Warwick Spinks, it is now known, was dedicated not only to the marketing of child pornography but also far worse. He also orchestrated the trafficking of children across Amsterdam, the Netherlands, and several other European countries. The children were then placed in Dutch brothels under physical duress. He also orchestrated the making and sale of snuff movies involving children. In an article published in November 2000, the British newspaper “The Guardian” refers to the testimony given by an informant to British police following an investigation over a paedophilia network connected to the circle of Amsterdam. The man under the fictitious alias of “Terry”, stated within a Dutch city, he watched a video of child pornography in which a boy was tortured and killed. Many of the films linking back to Madeiran children. Under the same article, this testimony was reinforced by statements made at Scotland Yard in 1993 by a gay man identified only as “Frank”, who described another video involving a twelve-year-old boy. The film was delivered by Spinks for subsequent sale during a trip to the Canary Islands. According to the witness, the boy was beaten, tortured with needles, castrated and killed. “Edward”, declared in 1997 that he had seen five of these films, which always ended with the death of children involved.

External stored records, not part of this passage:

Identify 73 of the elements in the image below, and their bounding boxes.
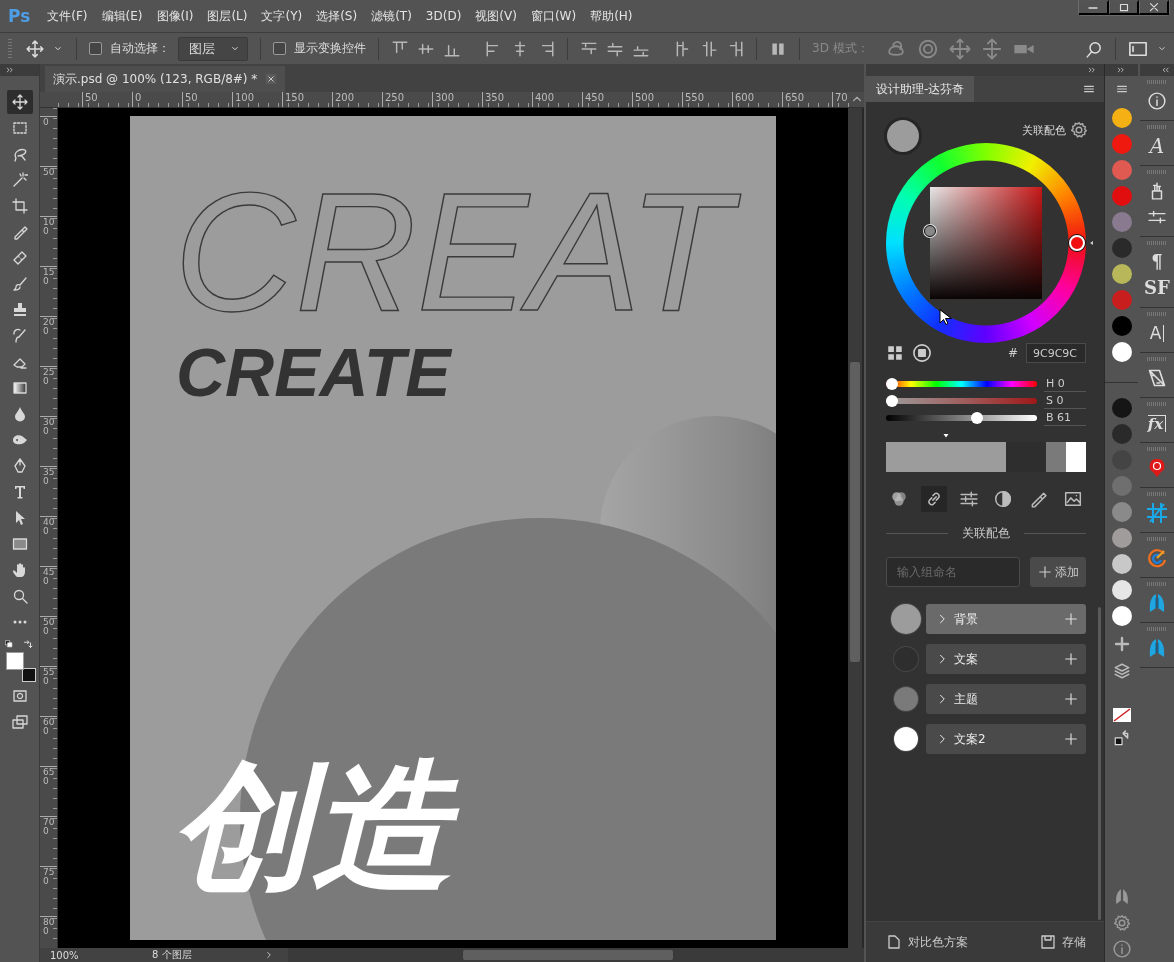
color-group-row[interactable]: 主题 <box>926 684 1086 714</box>
ruler-label: 250 <box>382 92 432 107</box>
menu-item[interactable]: 滤镜(T) <box>364 7 419 25</box>
ruler-label: 200 <box>332 92 382 107</box>
hex-label: # <box>1007 346 1018 360</box>
ruler-label: 150 <box>282 92 332 107</box>
menu-item[interactable]: 编辑(E) <box>94 7 150 25</box>
ruler-label: 100 <box>232 92 282 107</box>
ruler-label: 650 <box>782 92 832 107</box>
transform-controls-label: 显示变换控件 <box>294 40 366 57</box>
menu-item[interactable]: 帮助(H) <box>583 7 640 25</box>
ruler-label: 500 <box>632 92 682 107</box>
saturation-value: S 0 <box>1044 392 1086 409</box>
color-group-row[interactable]: 文案2 <box>926 724 1086 754</box>
add-button[interactable]: 添加 <box>1030 557 1086 587</box>
glyph-label: SF <box>1144 279 1170 297</box>
app-logo: Ps <box>7 6 32 26</box>
group-name-input[interactable]: 输入组命名 <box>886 557 1020 587</box>
ruler-label: 0 <box>132 92 182 107</box>
save-button[interactable]: 存储 <box>1040 933 1086 951</box>
menu-item[interactable]: 窗口(W) <box>523 7 584 25</box>
ruler-label: 750 <box>40 866 57 916</box>
chinese-headline: 创造 <box>162 736 492 918</box>
color-group-row[interactable]: 文案 <box>926 644 1086 674</box>
ruler-label: 100 <box>40 216 57 266</box>
brightness-value: B 61 <box>1044 409 1086 426</box>
ruler-label: 600 <box>40 716 57 766</box>
panel-tab[interactable]: 设计助理-达芬奇 <box>866 76 975 102</box>
ruler-label: 300 <box>432 92 482 107</box>
ruler-label: 650 <box>40 766 57 816</box>
script-a-glyph: A <box>1149 136 1165 156</box>
ruler-label: 450 <box>40 566 57 616</box>
fx-glyph: fx <box>1147 414 1167 432</box>
menu-item[interactable]: 图层(L) <box>200 7 255 25</box>
hex-input[interactable]: 9C9C9C <box>1026 343 1086 363</box>
ruler-label: 300 <box>40 416 57 466</box>
document-tab[interactable]: 演示.psd @ 100% (123, RGB/8#) * <box>45 66 286 92</box>
ruler-label: 550 <box>682 92 732 107</box>
text-cursor-glyph: A <box>1149 324 1165 342</box>
layer-count: 8 个图层 <box>151 948 193 962</box>
hue-value: H 0 <box>1044 375 1086 392</box>
menu-item[interactable]: 3D(D) <box>418 9 469 23</box>
auto-select-label: 自动选择： <box>110 40 170 57</box>
color-group-row[interactable]: 背景 <box>926 604 1086 634</box>
contrast-scheme-button[interactable]: 对比色方案 <box>886 933 968 951</box>
ruler-label: 350 <box>40 466 57 516</box>
glyph-label: ¶ <box>1151 253 1163 271</box>
ruler-label: 450 <box>582 92 632 107</box>
section-title: 关联配色 <box>962 524 1010 542</box>
ruler-label: 50 <box>82 92 132 107</box>
ruler-label: 700 <box>40 816 57 866</box>
menu-item[interactable]: 视图(V) <box>468 7 524 25</box>
ruler-label: 400 <box>532 92 582 107</box>
ruler-label: 50 <box>40 166 57 216</box>
menu-item[interactable]: 文字(Y) <box>254 7 310 25</box>
ruler-label: 250 <box>40 366 57 416</box>
ruler-label: 50 <box>182 92 232 107</box>
menu-item[interactable]: 选择(S) <box>309 7 365 25</box>
ruler-label: 150 <box>40 266 57 316</box>
ruler-label: 400 <box>40 516 57 566</box>
ruler-label: 600 <box>732 92 782 107</box>
menu-item[interactable]: 图像(I) <box>149 7 201 25</box>
ruler-label: 550 <box>40 666 57 716</box>
menu-item[interactable]: 文件(F) <box>40 7 95 25</box>
zoom-level[interactable]: 100% <box>40 949 90 961</box>
ruler-label: 350 <box>482 92 532 107</box>
layer-dropdown[interactable]: 图层 <box>178 36 248 61</box>
document-title: 演示.psd @ 100% (123, RGB/8#) * <box>53 70 258 88</box>
ruler-label: 0 <box>40 116 57 166</box>
ruler-label: 200 <box>40 316 57 366</box>
scheme-dropdown[interactable]: 关联配色 <box>1022 122 1070 138</box>
bold-headline: CREATE <box>176 338 451 406</box>
ruler-label: 500 <box>40 616 57 666</box>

This was, however, not the only evidence of the existence of such films. The French ‘site’ “Julie et Mélissa, N’Oubliez Pas”, dedicated to combating paedophilia, reported in April 2001 that Jan W. Robert, charged with complicity in the deaths of three children in snuff films, gave the Dutch Police names and addresses of several people involved in the production and viewing of these films. Jan W. Robert Marcel was charged with the production of snuff films, a charge he later pleaded guilty to. The paedophilia cases mentioned by the French ‘site’ are once again related to houses of prostitution and sale of child pornography from the Netherlands, which has been implicated in the circle Warwick Spinks and, indirectly, one of the other defendants in the case of the Madeiran children, Norbert Ryck.
Among these, in addition to Norbert de Ryck, were also present Robbie Van Der Plancken and Lothar Glandorf, two paedophiles accused of belonging to the child prostitution circuit in Holland, where Spinks was involved. In 2016, the clubs that provided material relating to child prostitution in the Netherlands are no longer in operation. Although the major paedophilia rings that operated in the 1980-1990 has been disbanded there are still those that pray on the young children of Madeira. Due to the major issue of child prostitution and trafficking in September 1998, the Portuguese Parliament passed a new law that enlarged the definition of paedophilia to include the consumers of child pornography. Closer to home, in 2010 a Portuguese TV presenter Carlos Cruz, was found guilty of being involved in a paedophile ring that visited Madeira to have sex with young children. The abuse continues.
The seed has been laid now, any and every paedophile that can travel to Madeira will seek the sexual services of children and while the poor remain getting poorer they will continue to encourage their children to beg to spend time on the streets, to be exposed to the dangers of sexual predators and traffickers. The problem will not go away unless affirmative action is taken by the authorities with severe sentence for predators as well as the care and attention needed for the children of Madeira.